I don’t usually read The Daily Telegraph, but I couldn’t overlook its campaign headline last month to “Save David Willetts!” (“Telegraph View”, 17 July). Why did Willetts, the universities and science minister, need to be saved? Because he is “older, balder and more nakedly intellectual than is currently fashionable” – to be a government minister, that is. Now, that’s an interesting series of implied prerequisites for ministerial office. Perhaps it explains why Michael Gove, the education secretary, isn’t a likely candidate for a shuffle-out in the near future.
“Telegraph View” went on to explain that Willetts had embedded principles of “choice, independence and competition” within higher education. And the following week, Willetts’ own piece, entitled “Our privately funded university revolution”, duly appeared in the Telegraph’s pages (24 July).
Willetts’ self-promotional article is excellent as a statement of one aspect of higher education reform since 2010: the opening up of the sector to “alternative providers”. And no more so than in Central London, where three new private universities and one new university college have gained government approval this year, and are keenly carving out their “different, more flexible” futures. As Willetts rightly says, “the genie is already out of the bottle”.
We are busily recreating a two-tier system that is defining itself more rapidly than expected - and in which new ‘alternative providers’ will initially be red herrings
His claimed “revolution” is in the “radical process of supply-side reform”. But the concluding claim of “a genuinely open system that encourages real student choice” is not yet justified, and his article does not address the continuing mess surrounding international student and immigration policy and practice (despite the fact that so many of the students going to “alternative providers” are internationals).
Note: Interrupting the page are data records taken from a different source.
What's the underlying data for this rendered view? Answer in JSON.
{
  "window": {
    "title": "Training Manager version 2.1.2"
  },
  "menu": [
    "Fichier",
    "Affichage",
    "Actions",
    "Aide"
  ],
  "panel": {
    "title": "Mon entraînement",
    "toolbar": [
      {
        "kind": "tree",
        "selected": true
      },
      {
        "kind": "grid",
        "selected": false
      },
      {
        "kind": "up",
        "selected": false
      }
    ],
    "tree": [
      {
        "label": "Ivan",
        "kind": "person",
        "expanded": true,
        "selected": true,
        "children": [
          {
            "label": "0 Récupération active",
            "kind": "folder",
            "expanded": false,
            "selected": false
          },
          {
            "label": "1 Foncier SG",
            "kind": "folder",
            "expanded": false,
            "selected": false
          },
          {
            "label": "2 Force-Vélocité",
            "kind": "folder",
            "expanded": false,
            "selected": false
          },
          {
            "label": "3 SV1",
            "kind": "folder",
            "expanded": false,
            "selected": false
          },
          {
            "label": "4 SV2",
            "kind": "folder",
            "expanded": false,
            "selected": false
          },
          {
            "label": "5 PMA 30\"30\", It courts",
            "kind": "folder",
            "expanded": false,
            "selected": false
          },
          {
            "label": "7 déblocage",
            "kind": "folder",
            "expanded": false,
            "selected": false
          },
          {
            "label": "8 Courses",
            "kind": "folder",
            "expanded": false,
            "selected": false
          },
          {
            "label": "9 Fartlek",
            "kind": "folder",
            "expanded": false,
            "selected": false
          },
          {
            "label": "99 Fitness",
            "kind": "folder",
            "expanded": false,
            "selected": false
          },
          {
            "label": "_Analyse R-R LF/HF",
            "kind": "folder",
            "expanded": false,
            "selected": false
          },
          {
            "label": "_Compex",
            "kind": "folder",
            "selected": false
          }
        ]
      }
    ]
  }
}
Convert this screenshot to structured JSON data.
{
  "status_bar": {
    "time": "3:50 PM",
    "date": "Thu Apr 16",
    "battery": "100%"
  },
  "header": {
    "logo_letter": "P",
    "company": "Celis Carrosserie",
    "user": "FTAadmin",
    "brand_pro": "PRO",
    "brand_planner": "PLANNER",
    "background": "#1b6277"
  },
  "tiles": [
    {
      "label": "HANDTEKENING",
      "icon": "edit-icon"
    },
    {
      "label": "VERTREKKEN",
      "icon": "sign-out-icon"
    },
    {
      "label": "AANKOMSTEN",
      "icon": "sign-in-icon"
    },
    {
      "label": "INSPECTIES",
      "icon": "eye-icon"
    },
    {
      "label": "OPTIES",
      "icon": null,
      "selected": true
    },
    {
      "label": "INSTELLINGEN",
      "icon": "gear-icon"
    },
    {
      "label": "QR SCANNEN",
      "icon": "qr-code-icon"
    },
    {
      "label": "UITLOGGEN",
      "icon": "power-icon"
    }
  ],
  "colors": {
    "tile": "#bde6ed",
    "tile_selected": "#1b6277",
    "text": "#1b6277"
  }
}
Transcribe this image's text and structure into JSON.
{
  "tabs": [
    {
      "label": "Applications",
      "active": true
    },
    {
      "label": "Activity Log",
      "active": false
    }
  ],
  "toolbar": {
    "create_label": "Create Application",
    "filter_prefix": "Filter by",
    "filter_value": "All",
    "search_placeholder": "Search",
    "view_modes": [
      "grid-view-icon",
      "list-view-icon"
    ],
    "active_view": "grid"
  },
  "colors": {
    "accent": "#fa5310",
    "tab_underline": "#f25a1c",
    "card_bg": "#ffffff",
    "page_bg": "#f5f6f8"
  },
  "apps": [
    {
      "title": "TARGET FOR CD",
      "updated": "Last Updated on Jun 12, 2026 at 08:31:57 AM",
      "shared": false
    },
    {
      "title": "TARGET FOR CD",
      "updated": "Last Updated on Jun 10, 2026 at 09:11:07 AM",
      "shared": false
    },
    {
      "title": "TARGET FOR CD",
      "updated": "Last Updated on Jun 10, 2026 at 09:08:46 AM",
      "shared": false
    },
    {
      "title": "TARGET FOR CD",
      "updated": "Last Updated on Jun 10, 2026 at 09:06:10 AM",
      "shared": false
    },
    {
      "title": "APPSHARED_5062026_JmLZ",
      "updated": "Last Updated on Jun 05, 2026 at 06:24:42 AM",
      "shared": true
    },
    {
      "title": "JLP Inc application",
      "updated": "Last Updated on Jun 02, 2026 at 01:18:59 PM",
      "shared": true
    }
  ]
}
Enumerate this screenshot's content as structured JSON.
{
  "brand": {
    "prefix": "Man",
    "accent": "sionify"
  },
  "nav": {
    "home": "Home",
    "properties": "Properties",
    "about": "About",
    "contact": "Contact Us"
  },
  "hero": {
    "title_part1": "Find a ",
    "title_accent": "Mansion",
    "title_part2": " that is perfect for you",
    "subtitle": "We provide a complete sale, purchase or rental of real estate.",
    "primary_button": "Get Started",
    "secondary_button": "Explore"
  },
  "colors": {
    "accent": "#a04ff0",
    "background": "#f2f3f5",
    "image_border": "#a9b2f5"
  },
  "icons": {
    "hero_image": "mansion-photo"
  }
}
Clearing in 2013 has shown that the mechanisms intended to widen student choice have worked more effectively for those aspiring to the “top end” of the sector than for those further down, where any extra places were allocated to those institutions offering more affordable fees. Although, eventually, further liberalisation at both ends should cause these two initiatives to meet (hence the plight of the “squeezed middle”) – thereby creating Willetts’ “genuinely open system” – we are nowhere near that yet.
In fact, as commonly claimed in the press, we are busily recreating a two-tier system that is defining itself more rapidly than expected – and in which new “alternative providers” will initially be red herrings.
Fortunately for Willetts, in the same week that the Telegraph was trying to save him, 40 of his Tory colleagues in marginal electorates were trying to save themselves on 15 July by publishing their policy ideas for the future: Forty from the forty. The 40th bright idea from the 40 was a new student immigration policy, under the popular catch-cry of “best and brightest”. Well, actually now upgraded to “very brightest and best”.
The 40 Tories accept that students are “the largest and fastest-growing category of immigrants”. They accept that “immigration levels remain too high”. And they accept that international student numbers have to be brought down.
How? Enrolment of non-EU students should be capped, except in 20 to 30 of the top universities.
Why would you want to do this? Well, the 40 are very clear: to send messages. First, to the rest of the world that the UK is open to only “the best students”. Second, to “the best universities” that they will have no restrictions on international student admissions because of their high standards. And third, to the other institutions that courses of “limited academic value” and “purely money-making exercises offering no real benefit to students or to our academic sector” will not be supported. Well, not by international students, at any rate.
Which institutions will be capped? The 40 name the Times Higher Education World University Rankings and the Shanghai Jiao Tong Rankings (which are highly research-influenced) as suitable league tables for determining which are the top universities. So, let’s have a look.
Considering only UK universities, the institutions placed 20th to 29th in the 2013 Shanghai Jiao Tong Rankings are: Newcastle; Queen Mary, University of London; Dundee; Aberdeen; Durham; East Anglia; Exeter; Leicester; St Andrews; and York.
In an equivalent section of THE’s list, questions would be raised for Leeds, Lancaster, Birmingham, Liverpool and Reading too. So all, or some, of these might be capped, along with all lower-ranked institutions.
The 40 and Willetts, then, are at one in embracing choice at the “top end”. Below that, the opportunities for and mechanisms supporting choice are more confused. Indeed, the 40’s proposal for international students moves directly back to the capping that Willetts is sensibly trying to break down for domestic students.
In April, Bahram Bekhradnia of the Higher Education Policy Institute put his finger very precisely on three “false premises” to UK higher education. All of them are represented in the 40th proposal. “One is that research is the most important aspect of higher education. The second is that you judge a system by its elite universities…The third is that because overseas students choose to come here, that proves we are the best – that’s not the case.”
So far, Willetts’ revolution has worked out better at the glittering rather than the grimy end of higher education’s spectrum. Much work still needs to be done to ensure that mass higher (and further) education can satisfactorily evolve – or revolve – in coming years, without unwitting loss of capacity or reputational damage.